4 . Within thirty (30) days from the receipt of this Order, Complainant's Counsel shall file a Bill of Particulars with the office of the undersigned, setting forth the compensatory and exemplary damages which Complainant alleges she is entitled to, along with attorney fees and costs for which Complainant seeks reimbursement under the applicable statutes.

5. Complainant's Counsel shall also include in the Bill of Particulars whether or not a hearing will be necessary with regards to the damages aspect of this matter.

6. Respondent shall have thirty (30) days within which to respond to Complainant's request for alleged damages. Respondent will also notify the undersigned in its response whether or not it believes a hearing will be necessary on the issue of damages.
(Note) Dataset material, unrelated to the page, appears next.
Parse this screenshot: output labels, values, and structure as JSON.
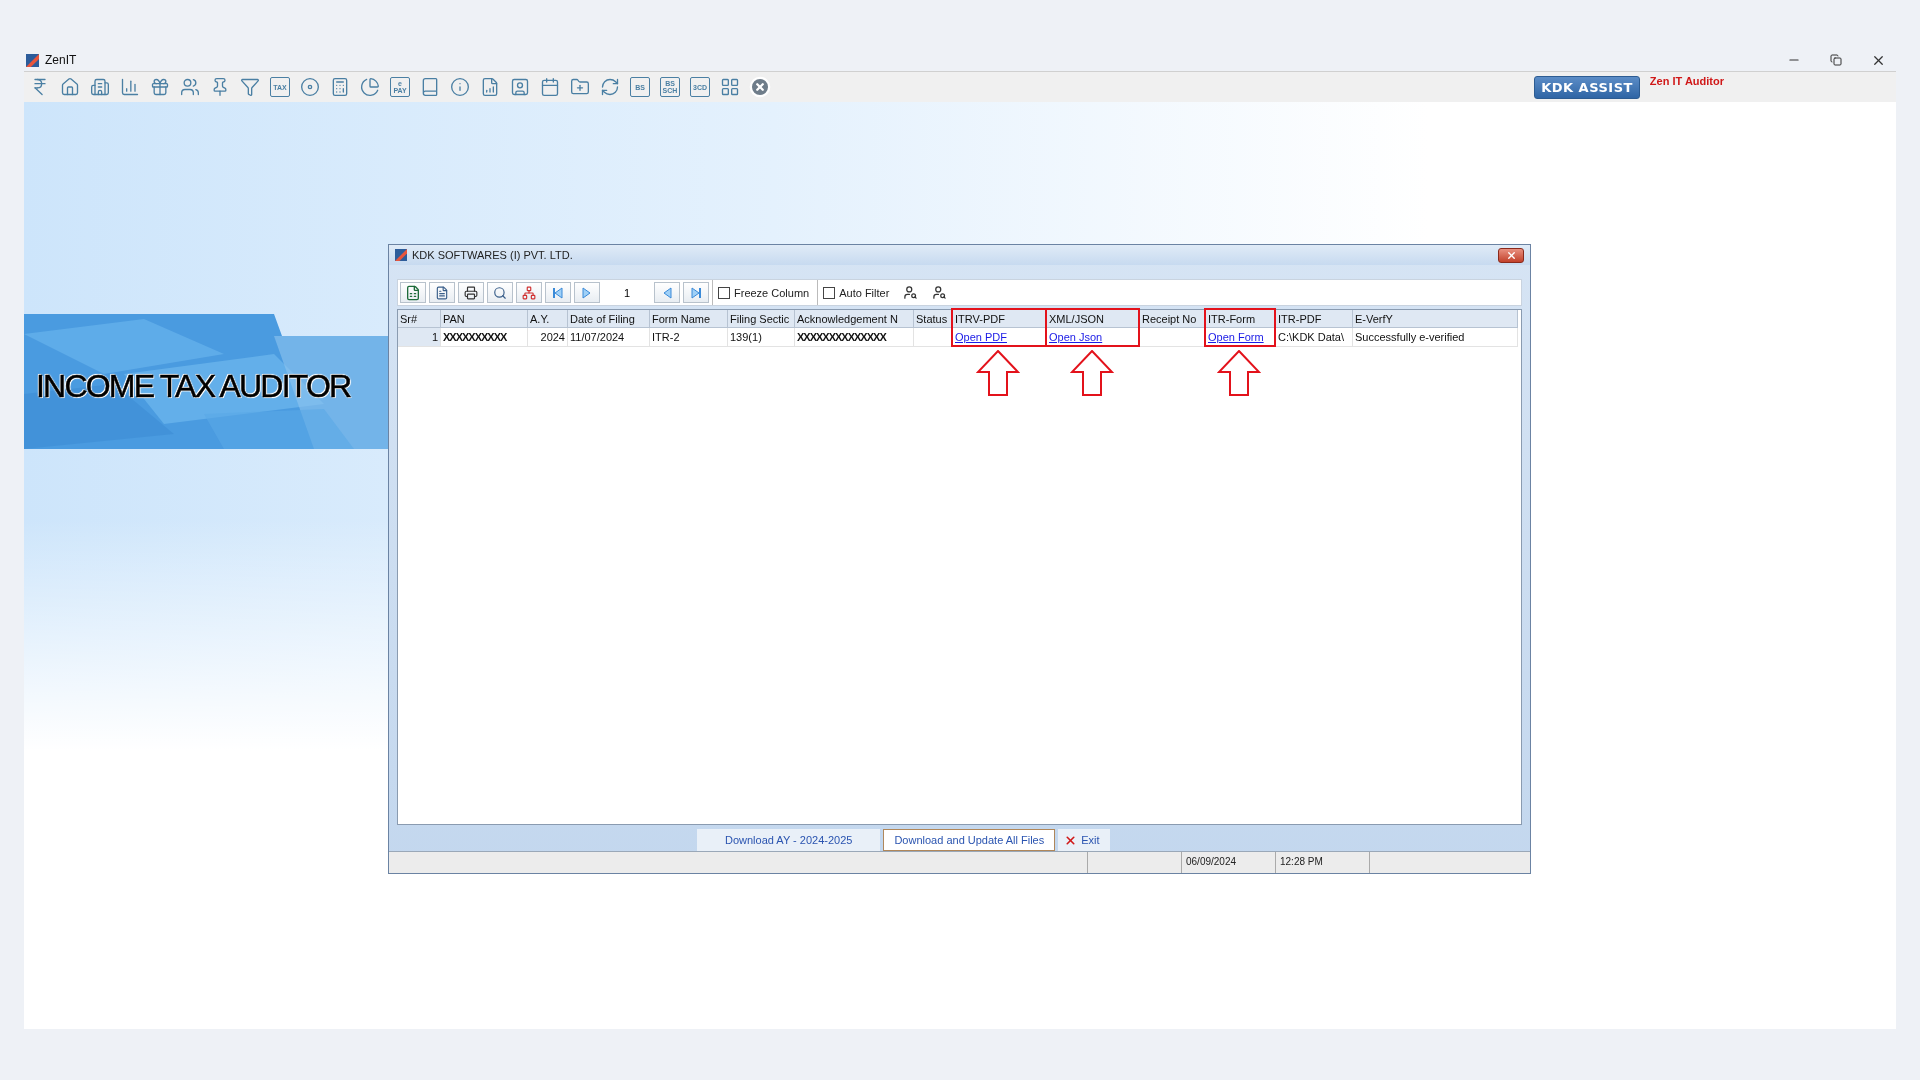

   Entered this 26th day of January, 1998, at Long Beach, California.

      SAMUEL J. SMITH
      Administrative Law Judge

[ENDNOTES]

1This office received the originals of those pleadings on October 27, 1997.

2This office received a copy of these pleadings on October 27, 1997.

3This office received the Reply Memorandum and Motion for Leave on October 27, 1997.

4The original, signed Combined Motion and Response was received in this office on November 17, 1997.

5Complainant states that Respondent has also failed to file an answer in response to the undersigned's November 12, 1997 Order to Show Cause, and that 29 C.F.R. §18.5(d) appears to require that an answer be filed in response to the Order to Show Cause, in addition to any arguments that the proposed sanction should not be issued. 29 C.F.R. §18.5(d) provides in part that: "[a]ny person to whom an order to show cause has been directed and served shall respond to the same by filing an answer in writing." However, it is not clear that the term "answer" as used in this section is meant to refer to filing an answer in response to a complaint. Rather, "answer" seems to be referring to a document specifically filed in response to a show cause order, that contains arguments as to why the proposed sanction in an order to show cause should not be levied upon the party. Respondent did timely file a response to the undersigned's order to Show Cause with this office on November 24, 1997.